Prevention of use in adolescents
The MCP also recommends that a pilot project utilising the Icelandic Prevention Model (IPM) with young people in Malta is undertaken or EMCDDA model for the development of prevention curriculum, which is evidence based and a model favoured in the EU. The IPM (Sigfusdottir, Kristanjanssan, Thorlindsson & Allegrante, 2008) has been designed to influence risk and protective factors related to substance use within the community, school, peer and family contexts. The IPM favours a whole community approach which encourages youth participation in prosocial activities and moves away from the notion of substance use as a legitimate way of recreation. This model includes various elements recommended in the European Prevention Curriculum (EMCDDA, 2019), which offers valuable information on evidence-based substance use prevention approaches (vide https://www.emcdda.europa.eu/publications/manuals/european-prevention-curriculum_en).
Prevention of driving under the influence
It is common knowledge that driving under the influence of alcohol is relatively common in Malta. If cannabis is to be decriminalized, it is likely to lead to increases in consumption (Rotermann, 2019), possibly leading to more people driving under the influence. Research shows that drug-driving, together with drunk-driving, is one of the three killers related to road accidents, apart from speeding and not wearing seatbelts (European Traffic Police Network, 2011). According to the European Monitoring Centre for Drugs and Drug Addiction (2012), drivers who have recently used cannabis are on average 1.5 to 2 times more likely to be involved in a car crash. This may be attributed to the effects of cannabis on cognitive and psychomotor performance, with impairment found to be higher when cannabis is consumed orally rather than smoked, which may last up to 10 hours after consumption (EMCDDA, 2014). Driving performance is deteriorated by 50% with blood-THC concentration at 11ng/ml, and a blood-alcohol concentration of 0.73% (Berghaus, Krüger and Vollrath, 1998). Driving under the influence of cannabis is especially problematic when combined with alcohol consumption, with the risk of accidents increasing drastically (Maes, Charlier, Grenez, and Verstraete, 1999).

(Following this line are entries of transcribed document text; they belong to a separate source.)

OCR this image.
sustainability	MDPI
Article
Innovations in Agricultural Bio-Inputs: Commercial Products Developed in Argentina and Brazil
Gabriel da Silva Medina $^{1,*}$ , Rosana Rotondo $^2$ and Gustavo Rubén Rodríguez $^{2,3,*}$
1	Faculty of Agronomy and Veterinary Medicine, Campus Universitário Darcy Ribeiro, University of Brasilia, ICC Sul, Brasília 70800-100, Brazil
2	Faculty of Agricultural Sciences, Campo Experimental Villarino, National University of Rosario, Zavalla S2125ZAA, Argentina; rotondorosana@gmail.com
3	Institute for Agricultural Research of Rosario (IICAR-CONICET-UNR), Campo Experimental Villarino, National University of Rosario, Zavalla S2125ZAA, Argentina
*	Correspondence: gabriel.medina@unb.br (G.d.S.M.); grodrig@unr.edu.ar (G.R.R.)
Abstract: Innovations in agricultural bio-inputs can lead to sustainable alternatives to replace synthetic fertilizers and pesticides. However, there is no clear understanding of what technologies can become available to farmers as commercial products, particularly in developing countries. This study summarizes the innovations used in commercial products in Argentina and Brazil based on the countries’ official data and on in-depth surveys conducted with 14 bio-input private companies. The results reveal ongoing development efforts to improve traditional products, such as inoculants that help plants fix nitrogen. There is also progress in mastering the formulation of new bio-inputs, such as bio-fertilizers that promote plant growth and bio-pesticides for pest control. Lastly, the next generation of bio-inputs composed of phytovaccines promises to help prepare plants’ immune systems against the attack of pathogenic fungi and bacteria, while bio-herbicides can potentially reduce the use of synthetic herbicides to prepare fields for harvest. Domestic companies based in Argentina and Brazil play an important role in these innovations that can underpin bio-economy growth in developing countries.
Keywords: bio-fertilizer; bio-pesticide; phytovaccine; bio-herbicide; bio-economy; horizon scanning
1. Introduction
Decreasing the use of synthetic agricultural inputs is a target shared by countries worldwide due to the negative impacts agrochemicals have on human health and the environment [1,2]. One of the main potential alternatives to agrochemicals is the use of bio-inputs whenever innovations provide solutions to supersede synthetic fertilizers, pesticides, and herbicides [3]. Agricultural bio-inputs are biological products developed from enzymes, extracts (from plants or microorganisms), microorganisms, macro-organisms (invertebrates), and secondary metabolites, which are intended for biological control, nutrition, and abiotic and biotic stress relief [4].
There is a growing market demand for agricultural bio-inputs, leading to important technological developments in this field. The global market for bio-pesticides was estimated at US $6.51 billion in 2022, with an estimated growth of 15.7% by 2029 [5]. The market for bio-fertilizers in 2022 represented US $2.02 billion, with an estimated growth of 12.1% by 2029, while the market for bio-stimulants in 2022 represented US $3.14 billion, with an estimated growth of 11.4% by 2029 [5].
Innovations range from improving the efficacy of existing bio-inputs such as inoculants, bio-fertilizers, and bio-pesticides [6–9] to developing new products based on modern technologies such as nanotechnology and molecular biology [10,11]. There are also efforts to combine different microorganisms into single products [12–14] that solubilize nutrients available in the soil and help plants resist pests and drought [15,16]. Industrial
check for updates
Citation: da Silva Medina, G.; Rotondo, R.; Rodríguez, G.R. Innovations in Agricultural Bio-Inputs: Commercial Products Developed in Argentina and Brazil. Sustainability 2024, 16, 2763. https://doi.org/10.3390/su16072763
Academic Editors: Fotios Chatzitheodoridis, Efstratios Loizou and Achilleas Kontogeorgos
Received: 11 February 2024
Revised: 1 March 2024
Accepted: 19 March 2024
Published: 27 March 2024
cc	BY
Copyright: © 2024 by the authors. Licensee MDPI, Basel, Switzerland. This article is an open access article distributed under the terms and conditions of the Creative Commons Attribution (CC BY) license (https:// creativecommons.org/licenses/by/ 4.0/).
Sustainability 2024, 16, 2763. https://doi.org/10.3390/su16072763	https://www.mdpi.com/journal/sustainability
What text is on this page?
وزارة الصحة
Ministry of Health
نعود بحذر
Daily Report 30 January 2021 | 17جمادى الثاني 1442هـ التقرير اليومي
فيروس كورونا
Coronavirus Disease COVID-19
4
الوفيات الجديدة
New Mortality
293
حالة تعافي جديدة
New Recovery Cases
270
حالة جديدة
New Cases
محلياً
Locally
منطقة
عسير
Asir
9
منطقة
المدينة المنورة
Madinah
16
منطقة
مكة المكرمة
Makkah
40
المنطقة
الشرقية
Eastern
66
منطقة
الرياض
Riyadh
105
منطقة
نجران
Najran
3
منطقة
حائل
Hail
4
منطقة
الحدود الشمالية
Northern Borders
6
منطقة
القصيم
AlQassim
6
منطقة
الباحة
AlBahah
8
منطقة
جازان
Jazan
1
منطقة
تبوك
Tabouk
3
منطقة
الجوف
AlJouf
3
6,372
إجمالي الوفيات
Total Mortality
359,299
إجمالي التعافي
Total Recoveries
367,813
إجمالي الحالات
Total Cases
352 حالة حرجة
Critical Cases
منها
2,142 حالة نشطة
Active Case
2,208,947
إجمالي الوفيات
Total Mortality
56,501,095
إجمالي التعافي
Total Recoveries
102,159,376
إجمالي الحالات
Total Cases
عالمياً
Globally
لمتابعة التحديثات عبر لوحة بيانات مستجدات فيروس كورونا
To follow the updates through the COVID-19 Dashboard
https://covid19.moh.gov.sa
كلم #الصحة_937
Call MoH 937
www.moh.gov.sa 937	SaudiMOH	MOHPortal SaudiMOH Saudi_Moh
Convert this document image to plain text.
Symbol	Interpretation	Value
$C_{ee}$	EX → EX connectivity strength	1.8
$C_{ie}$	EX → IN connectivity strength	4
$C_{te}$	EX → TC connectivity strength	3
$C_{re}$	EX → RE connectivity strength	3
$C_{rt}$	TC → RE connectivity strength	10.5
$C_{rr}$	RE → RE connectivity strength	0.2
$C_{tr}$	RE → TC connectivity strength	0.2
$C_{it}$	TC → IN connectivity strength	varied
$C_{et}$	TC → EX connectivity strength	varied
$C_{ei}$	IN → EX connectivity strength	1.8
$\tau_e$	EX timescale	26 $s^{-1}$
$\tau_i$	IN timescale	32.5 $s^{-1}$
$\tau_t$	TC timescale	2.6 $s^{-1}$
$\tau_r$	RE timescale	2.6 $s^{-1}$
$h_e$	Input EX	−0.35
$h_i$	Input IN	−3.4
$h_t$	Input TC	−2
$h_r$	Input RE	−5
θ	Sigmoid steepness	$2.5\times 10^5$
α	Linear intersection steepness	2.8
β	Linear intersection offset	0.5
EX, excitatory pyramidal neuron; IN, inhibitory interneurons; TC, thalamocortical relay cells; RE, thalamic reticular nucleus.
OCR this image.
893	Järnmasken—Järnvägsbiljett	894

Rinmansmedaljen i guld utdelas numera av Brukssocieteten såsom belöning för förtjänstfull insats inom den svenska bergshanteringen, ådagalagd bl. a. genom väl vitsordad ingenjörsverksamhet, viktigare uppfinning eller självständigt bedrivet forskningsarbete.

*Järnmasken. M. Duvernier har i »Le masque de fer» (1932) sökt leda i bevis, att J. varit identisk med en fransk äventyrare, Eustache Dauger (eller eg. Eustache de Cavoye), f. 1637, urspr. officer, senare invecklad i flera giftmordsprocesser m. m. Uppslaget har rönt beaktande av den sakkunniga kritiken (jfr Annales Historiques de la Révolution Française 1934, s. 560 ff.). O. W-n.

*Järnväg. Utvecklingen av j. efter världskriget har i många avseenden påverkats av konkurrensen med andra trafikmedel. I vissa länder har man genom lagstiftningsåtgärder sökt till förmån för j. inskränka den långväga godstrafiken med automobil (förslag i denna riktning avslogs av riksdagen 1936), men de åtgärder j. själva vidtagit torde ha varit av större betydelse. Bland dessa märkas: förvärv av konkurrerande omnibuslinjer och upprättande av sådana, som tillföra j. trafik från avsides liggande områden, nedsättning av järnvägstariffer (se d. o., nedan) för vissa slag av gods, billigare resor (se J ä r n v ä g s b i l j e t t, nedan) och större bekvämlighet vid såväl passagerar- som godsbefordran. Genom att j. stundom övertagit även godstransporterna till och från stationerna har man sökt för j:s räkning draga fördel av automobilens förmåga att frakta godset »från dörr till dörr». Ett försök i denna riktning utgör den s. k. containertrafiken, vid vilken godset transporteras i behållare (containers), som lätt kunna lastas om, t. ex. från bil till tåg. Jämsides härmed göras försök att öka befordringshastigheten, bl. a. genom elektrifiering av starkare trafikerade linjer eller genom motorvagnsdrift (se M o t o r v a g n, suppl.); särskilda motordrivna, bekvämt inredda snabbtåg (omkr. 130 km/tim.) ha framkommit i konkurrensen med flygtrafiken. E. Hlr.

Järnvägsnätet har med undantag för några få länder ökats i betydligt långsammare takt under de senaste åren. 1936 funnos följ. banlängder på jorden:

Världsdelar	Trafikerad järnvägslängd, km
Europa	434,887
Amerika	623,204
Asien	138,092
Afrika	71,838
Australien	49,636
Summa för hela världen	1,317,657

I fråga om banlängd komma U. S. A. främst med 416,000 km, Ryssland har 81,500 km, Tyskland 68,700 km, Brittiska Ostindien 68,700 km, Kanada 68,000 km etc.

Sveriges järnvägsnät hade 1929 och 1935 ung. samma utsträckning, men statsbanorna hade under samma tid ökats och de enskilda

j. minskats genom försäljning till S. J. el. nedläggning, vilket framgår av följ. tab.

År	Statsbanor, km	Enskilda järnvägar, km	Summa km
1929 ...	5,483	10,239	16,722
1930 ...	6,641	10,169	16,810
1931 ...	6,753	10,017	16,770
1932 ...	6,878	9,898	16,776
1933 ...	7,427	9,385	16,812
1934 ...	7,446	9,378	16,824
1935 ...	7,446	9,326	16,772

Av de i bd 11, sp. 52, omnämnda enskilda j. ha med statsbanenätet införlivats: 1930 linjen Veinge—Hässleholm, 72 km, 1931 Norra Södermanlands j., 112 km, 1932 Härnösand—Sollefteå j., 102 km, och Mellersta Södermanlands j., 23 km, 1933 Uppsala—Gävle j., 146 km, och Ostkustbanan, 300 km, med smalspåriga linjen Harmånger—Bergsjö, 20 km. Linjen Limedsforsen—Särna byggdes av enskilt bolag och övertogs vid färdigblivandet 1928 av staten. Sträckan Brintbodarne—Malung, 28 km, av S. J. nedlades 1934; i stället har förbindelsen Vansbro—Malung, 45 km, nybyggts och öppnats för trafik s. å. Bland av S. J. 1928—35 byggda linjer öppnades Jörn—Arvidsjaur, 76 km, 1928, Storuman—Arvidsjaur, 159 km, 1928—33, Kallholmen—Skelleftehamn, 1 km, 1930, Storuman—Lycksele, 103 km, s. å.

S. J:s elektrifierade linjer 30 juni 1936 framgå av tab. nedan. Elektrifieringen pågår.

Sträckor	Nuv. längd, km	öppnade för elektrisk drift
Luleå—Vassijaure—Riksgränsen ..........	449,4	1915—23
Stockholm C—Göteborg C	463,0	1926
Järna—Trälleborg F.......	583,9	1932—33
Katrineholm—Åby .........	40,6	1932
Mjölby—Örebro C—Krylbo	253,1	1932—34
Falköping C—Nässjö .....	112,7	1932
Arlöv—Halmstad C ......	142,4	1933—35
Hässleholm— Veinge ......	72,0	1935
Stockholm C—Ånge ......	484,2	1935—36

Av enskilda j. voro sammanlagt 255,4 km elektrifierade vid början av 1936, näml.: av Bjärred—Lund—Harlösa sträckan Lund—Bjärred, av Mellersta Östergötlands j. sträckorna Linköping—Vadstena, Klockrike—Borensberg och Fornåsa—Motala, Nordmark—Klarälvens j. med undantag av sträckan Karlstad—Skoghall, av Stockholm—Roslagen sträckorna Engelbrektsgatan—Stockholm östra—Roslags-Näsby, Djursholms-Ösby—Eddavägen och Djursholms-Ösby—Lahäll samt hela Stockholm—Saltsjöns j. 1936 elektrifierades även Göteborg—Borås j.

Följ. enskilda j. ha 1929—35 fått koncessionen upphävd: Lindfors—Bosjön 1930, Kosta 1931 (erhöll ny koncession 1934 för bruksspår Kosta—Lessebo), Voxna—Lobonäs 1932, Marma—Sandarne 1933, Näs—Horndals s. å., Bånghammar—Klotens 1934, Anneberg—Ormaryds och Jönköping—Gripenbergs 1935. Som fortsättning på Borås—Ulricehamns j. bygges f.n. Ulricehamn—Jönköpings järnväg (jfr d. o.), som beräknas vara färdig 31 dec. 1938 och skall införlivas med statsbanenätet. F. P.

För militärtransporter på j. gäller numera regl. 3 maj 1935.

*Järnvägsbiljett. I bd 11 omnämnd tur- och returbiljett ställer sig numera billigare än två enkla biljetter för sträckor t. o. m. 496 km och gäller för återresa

For further information on this matter, you may refer to a document by the National Centre for Freedom from Addictions titled ‘Exploring Drug Driving Legislation in Malta in the Context of the European Landscape’ (2016).
Due to the above-mentioned facts, the MCP recommends a zero-tolerance policy towards drug-driving, and urges the authorities to ensure that enforcement of both drink and drug driving will be increased to better safe-guard the safety of all road users.